Mais les procureurs ont dû râler à leur tour en prenant connaissance de cet arrêt du Conseil constitutionnel (n° 2014-390-QPC du 11/4/14) qui leur interdit de détruire un bien qualifié par la loi de dangereux ou nuisible, ou dont la détention est illicite. En effet, en se référant à la Déclaration des droits de l’homme de 1789, les Sages ont estimé que le propriétaire du bien, ou le mis en cause dans l’enquête, devait être préalablement informé de façon à pouvoir exercer un recours et demander éventuellement la restitution dudit bien. Bon, c’est pas si grave, on va changer la loi ! Et, en attendant, il suffit d’aller tirer la sonnette chez le juge des libertés et de la détention. Mais quand même, demander à un trafiquant de drogue l’autorisation de détruire son stock, c’est cool, non ! En poussant la mauvaise foi jusqu’au bout, on pourrait imaginer que les narcotrafiquants qui se sont fait voler « leur » coke à la brigade des stups de Paris décident de déposer plainte…
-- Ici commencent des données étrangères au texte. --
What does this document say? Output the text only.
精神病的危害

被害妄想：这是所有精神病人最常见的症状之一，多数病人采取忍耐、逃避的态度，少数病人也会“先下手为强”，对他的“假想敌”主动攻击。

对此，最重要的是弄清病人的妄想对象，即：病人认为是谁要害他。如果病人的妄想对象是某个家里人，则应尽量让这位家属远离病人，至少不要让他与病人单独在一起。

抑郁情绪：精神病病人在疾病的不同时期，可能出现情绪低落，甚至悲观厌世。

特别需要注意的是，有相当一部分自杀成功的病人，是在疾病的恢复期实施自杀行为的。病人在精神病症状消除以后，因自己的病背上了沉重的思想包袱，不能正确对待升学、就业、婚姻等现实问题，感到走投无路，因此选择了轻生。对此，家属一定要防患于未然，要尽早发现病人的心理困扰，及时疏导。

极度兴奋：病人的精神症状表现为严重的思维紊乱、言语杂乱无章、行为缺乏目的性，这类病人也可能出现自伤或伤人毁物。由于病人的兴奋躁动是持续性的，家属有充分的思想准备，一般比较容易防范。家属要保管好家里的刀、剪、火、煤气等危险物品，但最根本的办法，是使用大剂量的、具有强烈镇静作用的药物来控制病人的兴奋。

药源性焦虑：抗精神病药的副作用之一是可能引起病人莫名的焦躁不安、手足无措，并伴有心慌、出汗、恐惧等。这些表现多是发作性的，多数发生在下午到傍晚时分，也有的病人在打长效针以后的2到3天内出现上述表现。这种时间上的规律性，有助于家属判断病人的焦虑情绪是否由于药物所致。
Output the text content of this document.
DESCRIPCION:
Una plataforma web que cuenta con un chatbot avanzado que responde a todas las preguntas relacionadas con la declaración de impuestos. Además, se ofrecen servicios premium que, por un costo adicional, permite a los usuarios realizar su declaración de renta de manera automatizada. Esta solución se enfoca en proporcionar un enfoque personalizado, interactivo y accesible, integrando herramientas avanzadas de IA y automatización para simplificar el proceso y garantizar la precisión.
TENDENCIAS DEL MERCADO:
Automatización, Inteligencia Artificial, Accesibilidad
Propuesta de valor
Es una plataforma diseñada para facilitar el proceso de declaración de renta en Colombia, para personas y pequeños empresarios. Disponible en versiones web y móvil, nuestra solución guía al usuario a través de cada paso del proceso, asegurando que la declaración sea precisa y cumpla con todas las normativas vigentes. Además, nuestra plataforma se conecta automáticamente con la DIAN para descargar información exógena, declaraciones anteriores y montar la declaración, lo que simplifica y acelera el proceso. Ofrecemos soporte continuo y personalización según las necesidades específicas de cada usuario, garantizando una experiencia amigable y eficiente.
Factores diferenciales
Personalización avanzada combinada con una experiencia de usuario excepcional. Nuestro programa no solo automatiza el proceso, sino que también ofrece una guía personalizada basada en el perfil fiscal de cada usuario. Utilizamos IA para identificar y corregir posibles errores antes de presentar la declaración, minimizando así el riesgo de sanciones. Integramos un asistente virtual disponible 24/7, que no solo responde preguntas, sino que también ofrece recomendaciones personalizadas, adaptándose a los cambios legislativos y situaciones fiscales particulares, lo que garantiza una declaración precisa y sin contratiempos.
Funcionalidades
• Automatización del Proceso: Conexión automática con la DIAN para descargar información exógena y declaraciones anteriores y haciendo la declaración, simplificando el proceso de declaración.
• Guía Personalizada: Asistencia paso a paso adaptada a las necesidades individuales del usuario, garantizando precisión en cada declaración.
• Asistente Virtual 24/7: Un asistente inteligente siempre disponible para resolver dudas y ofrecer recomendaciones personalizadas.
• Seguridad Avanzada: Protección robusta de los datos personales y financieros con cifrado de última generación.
Autrefois, le délai de conservation des scellés était de 3 ans après une décision de justice définitive ou un classement sans suite. Une période jugée trop longue pour les finances publiques. Depuis une quinzaine d’années le délai est passé à 6 mois. Une fois ce temps écoulé, les objets saisis dont la restitution n’a pas été demandée deviennent la propriété de l’État. Il peut les conserver, les vendre ou les détruire. Toutefois, dans certains cas, pour les affaires dites sensibles, ils sont conservés, « hors la loi ».
Curieusement, la gestion des scellés immatériels de la plate-forme d’interception judiciaire échappe au droit commun puisque le décret du 9 octobre 2014 prévoit qu’ils sont conservés jusqu’à l’expiration du délai de prescription de l’action publique ou, pour certains, jusqu’à la clôture des investigations. A mon avis, là, il y a un loup.
Lorsque d’autres scellés seront numérisés, il est probable que les délais de sauvegarde seront allongés. En attendant, la loi nouvelle actuellement dans les cartons de la garde des Sceaux doit régler en urgence le sort des scellés « en vrai ». L’objectif est double : diminuer les coûts (autour de 20 millions par an) et rendre la justice plus efficace. Ce n’est pas gagné, car même si l’on veut une justice 3.0, par définition, une preuve matérielle se doit d’être palpable.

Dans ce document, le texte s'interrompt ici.